The Republican Repeal Paradox.

All pundits -- even those of us who foresaw that the strength of the Obama administration would be its capacity for patience -- should be hesitant about predictions after the latest round of sharp turns in American politics. But it seems likely that Republicans will have a bit of a scramble over the next few months in deciding what their stance toward the health-reform law should be. “Repeal and Replace” seemed to be the slogan of choice on Sunday night, but by Monday, a proclamation from Eric Erickson of RedState.com warned that "any Republican who says we will repeal and replace will themselves be replaced. We want repeal, period." On Tuesday, William Kristol, in a “Special Editorial” in the Weekly Standard, tried to split the difference: "The message will have to be not just repeal but also replace -- replace Obamacare with sensible reforms. … But the details of the replacing and reforming are secondary. Repeal is the heart of the matter.” (He also usefully modified the Republican prediction that health reform would be Obama's "Waterloo." It is actually his "Borodino," we're now told. Whatever...)

Wednesday’s Financial Times quotes former Rep. Vin Weber, a key ally of Newt Gingrich in the 1990s: “I would expect that by September the Republicans will have come up with some constructive ideas for office. The Republican line should be ‘repeal, reform and replace’. Not just ‘repeal’.”

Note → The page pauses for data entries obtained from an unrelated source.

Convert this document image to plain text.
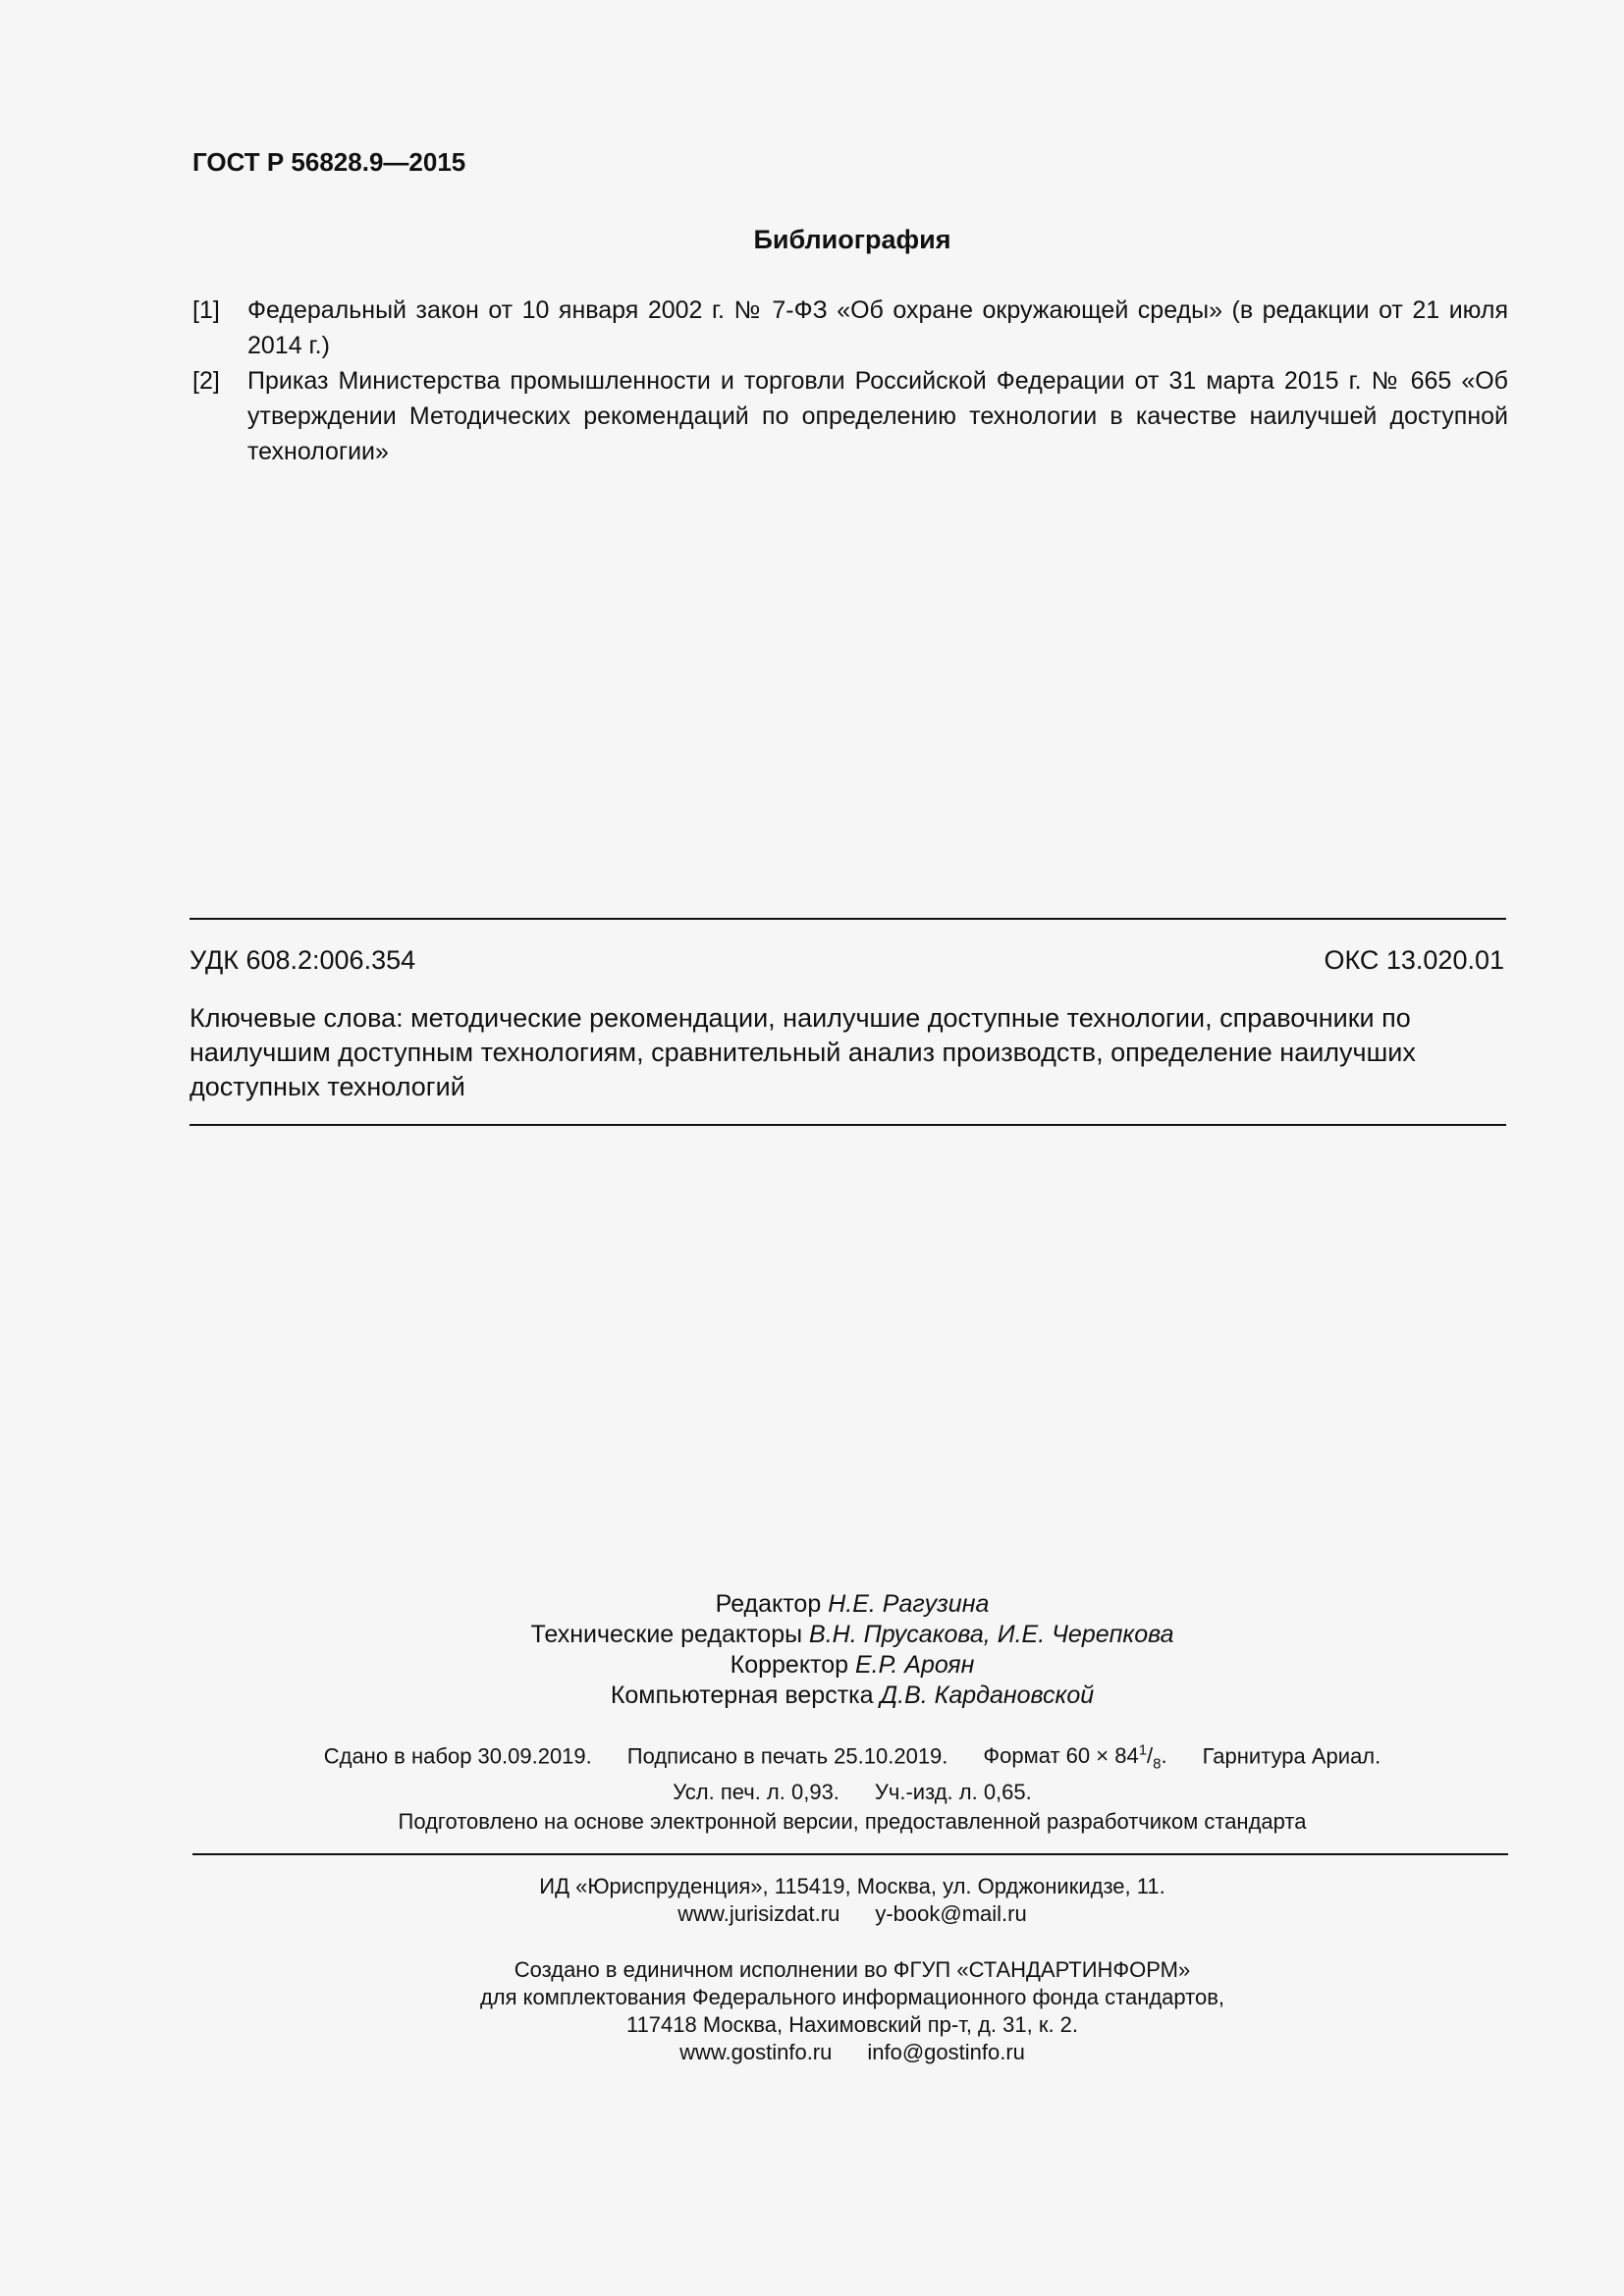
ГОСТ Р 56828.9—2015
Библиография
[1]	Федеральный закон от 10 января 2002 г. № 7-ФЗ «Об охране окружающей среды» (в редакции от 21 июля 2014 г.)
[2]	Приказ Министерства промышленности и торговли Российской Федерации от 31 марта 2015 г. № 665 «Об утверждении Методических рекомендаций по определению технологии в качестве наилучшей доступной технологии»
УДК 608.2:006.354	ОКС 13.020.01
Ключевые слова: методические рекомендации, наилучшие доступные технологии, справочники по наилучшим доступным технологиям, сравнительный анализ производств, определение наилучших доступных технологий
Редактор Н.Е. Рагузина
Технические редакторы В.Н. Прусакова, И.Е. Черепкова
Корректор Е.Р. Ароян
Компьютерная верстка Д.В. Кардановской
Сдано в набор 30.09.2019. Подписано в печать 25.10.2019. Формат $60 \times 84^1/_8$. Гарнитура Ариал.
Усл. печ. л. 0,93. Уч.-изд. л. 0,65.
Подготовлено на основе электронной версии, предоставленной разработчиком стандарта
ИД «Юриспруденция», 115419, Москва, ул. Орджоникидзе, 11.
www.jurisizdat.ru y-book@mail.ru
Создано в единичном исполнении во ФГУП «СТАНДАРТИНФОРМ»
для комплектования Федерального информационного фонда стандартов,
117418 Москва, Нахимовский пр-т, д. 31, к. 2.
www.gostinfo.ru info@gostinfo.ru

This will not be an easy choice. “Repeal,” without qualification, energizes the base (Erickson’s readers), but involves giving up the more popular benefits of the legislation, which also take effect earlier, such as coverage of pre-existing conditions. “Replace” calls on Republicans to be at least a little specific about what they would replace it with, and after a while, repeating the phrase “our market-based solutions” won’t cut it. “Reform” seems like soft soap, and Weber’s suggestion that “by September the Republicans will have come up with some constructive ideas” begs the question of what they were doing for the last 15 months, when the issue was live.

It’s easy to see something like the Republican reaction to TARP before the 2008 election, in which their rather transparent scramble to find the politically winning approach was more damaging than any single strategy would have been.

But there remains one wild card -- process. Republicans succeeded in turning public opinion against the bill only by creating the perception that the process was corrupt, or at least messy, exacerbating the natural anxiety about change in health care. Concerns about process can be expected to fade quickly, just as they did with the Medicare Part D Act -- a genuinely corrupt vote, with monetary bribes on the floor of the House -- in 2005. But process sometimes has power -- the 1994 Contract With America, it’s often forgotten, was as much about process reforms as substance, reinforced by some late Democratic corruption stories and the messy (again, thanks only to Republican mischief-making) final passage of that year’s crime bill. If events later this year reinforce the sense that there is a continuous pattern of congressional corruption, with Democrats at least as much to blame as Republicans, it could be possible to reignite discomfort with the health-reform bill in the electoral context.

So it’s time for the administration and congressional Democrats to reclaim the upper hand on issues of process. It's more than regulations on lobbyists. It's campaign finance reform, congressional ethics, earmarks reform (not fiscally significant, but symbolic). Don't create an opening to revisit what originally made the public hesitant about health reform.